Joanne Voller said she contacted the NT Department of Children and Families for help when Dylan was 11.
“That was the time when he broke my window and I was told if I reported him for breaking my window he’d get the help that he needed,” she said. “At the time he needed counselling to help with his anger issues, but it’s not what he received in jail. I was seeking help, I was asking for help. I in no way thought he would be hooded and chained to a chair or thrown in isolation for 200 days at a time.
“I don’t see that as counselling or helping him. I really feel like I failed him by ringing the police that day when he broke my window, to be honest.”
Dylan’s family said he had emotional problems which should have been dealt with.
“Something happened in Dylan’s life that made him really angry that he didn’t talk about until he was older,” Joanne Voller said.
According to his sister, Kirra Voller, Dylan grew up not trusting people. “I think that’s where his naughtiness comes in because it’s a lack of trust for the people that he’s supposed to trust, so they just think he’s rebelling and being a naughty person because of whatever reasons — he’s got ADHD or he’s troubled — they don’t see the underlying problems that are really affecting him,” she said.
Dylan is now in an adult prison in Darwin serving time for a serious assault.
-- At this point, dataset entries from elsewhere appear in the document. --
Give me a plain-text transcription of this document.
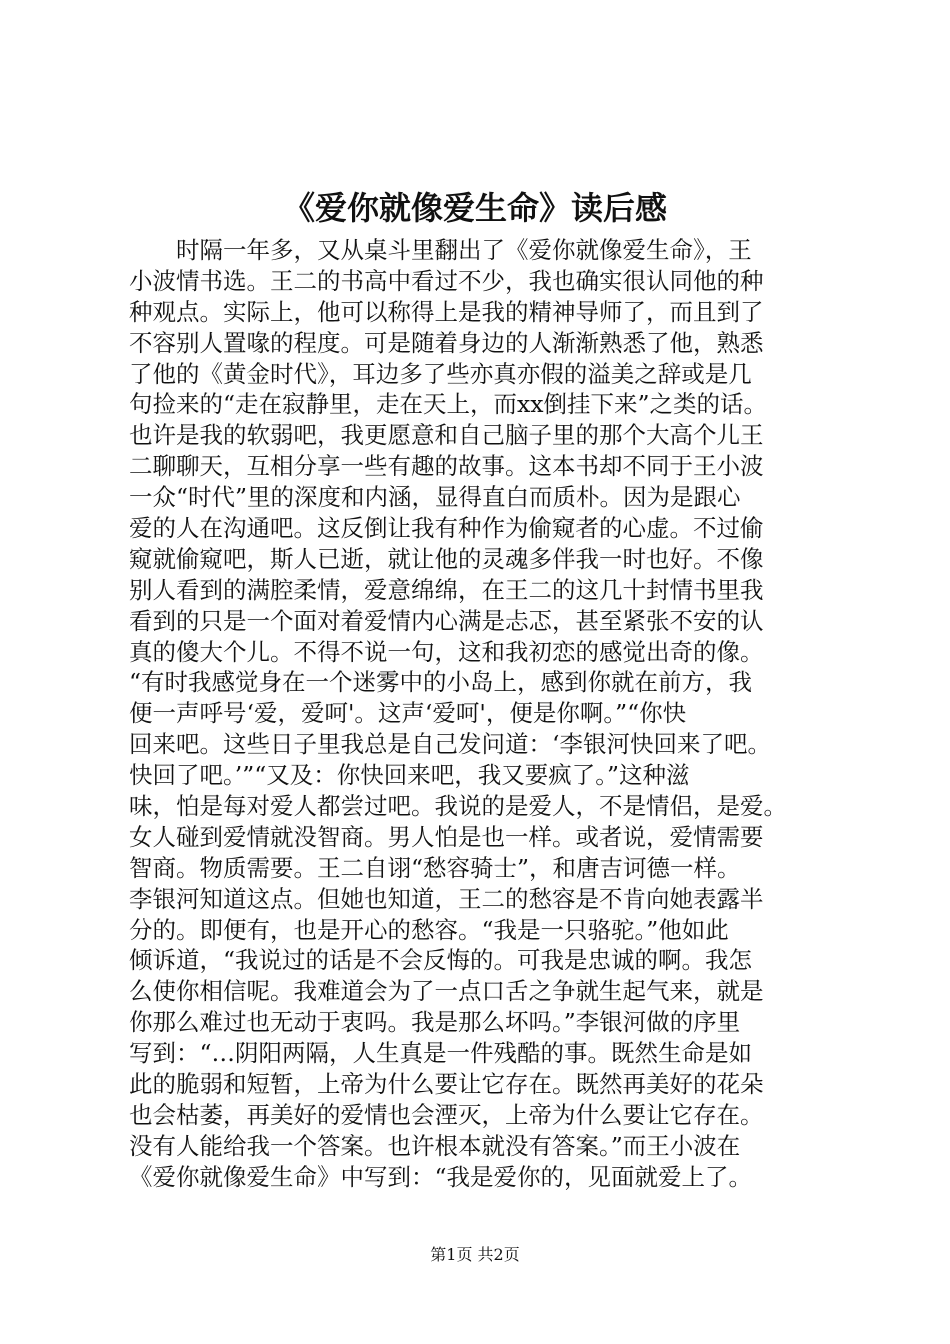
《爱你就像爱生命》读后感
　　时隔一年多，又从桌斗里翻出了《爱你就像爱生命》，王
小波情书选。王二的书高中看过不少，我也确实很认同他的种
种观点。实际上，他可以称得上是我的精神导师了，而且到了
不容别人置喙的程度。可是随着身边的人渐渐熟悉了他，熟悉
了他的《黄金时代》，耳边多了些亦真亦假的溢美之辞或是几
句捡来的“走在寂静里，走在天上，而xx倒挂下来”之类的话。
也许是我的软弱吧，我更愿意和自己脑子里的那个大高个儿王
二聊聊天，互相分享一些有趣的故事。这本书却不同于王小波
一众“时代”里的深度和内涵，显得直白而质朴。因为是跟心
爱的人在沟通吧。这反倒让我有种作为偷窥者的心虚。不过偷
窥就偷窥吧，斯人已逝，就让他的灵魂多伴我一时也好。不像
别人看到的满腔柔情，爱意绵绵，在王二的这几十封情书里我
看到的只是一个面对着爱情内心满是忐忑，甚至紧张不安的认
真的傻大个儿。不得不说一句，这和我初恋的感觉出奇的像。
“有时我感觉身在一个迷雾中的小岛上，感到你就在前方，我
便一声呼号‘爱，爱呵'。这声‘爱呵'，便是你啊。”“你快
回来吧。这些日子里我总是自己发问道：‘李银河快回来了吧。
快回了吧。’”“又及：你快回来吧，我又要疯了。”这种滋
味，怕是每对爱人都尝过吧。我说的是爱人，不是情侣，是爱。
女人碰到爱情就没智商。男人怕是也一样。或者说，爱情需要
智商。物质需要。王二自诩“愁容骑士”，和唐吉诃德一样。
李银河知道这点。但她也知道，王二的愁容是不肯向她表露半
分的。即便有，也是开心的愁容。“我是一只骆驼。”他如此
倾诉道，“我说过的话是不会反悔的。可我是忠诚的啊。我怎
么使你相信呢。我难道会为了一点口舌之争就生起气来，就是
你那么难过也无动于衷吗。我是那么坏吗。”李银河做的序里
写到：“…阴阳两隔，人生真是一件残酷的事。既然生命是如
此的脆弱和短暂，上帝为什么要让它存在。既然再美好的花朵
也会枯萎，再美好的爱情也会湮灭，上帝为什么要让它存在。
没有人能给我一个答案。也许根本就没有答案。”而王小波在
《爱你就像爱生命》中写到：“我是爱你的，见面就爱上了。
第1页 共2页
“I’d say out of the last seven years he’s probably been out six, seven, eight months since [age] 12, so pretty much his whole childhood he’s spent in jail,” Joanne Voller said.
Dylan’s lawyers have petitioned the Northern Territory Administrator to exercise his prerogative of mercy and grant Dylan an early release.
“He’s really trying not to get his hopes up about getting out,” Kirra Voller said.
“He really wants to get out, he deserves to get out because of everything he’s been through. I think he’s entitled to that at least.”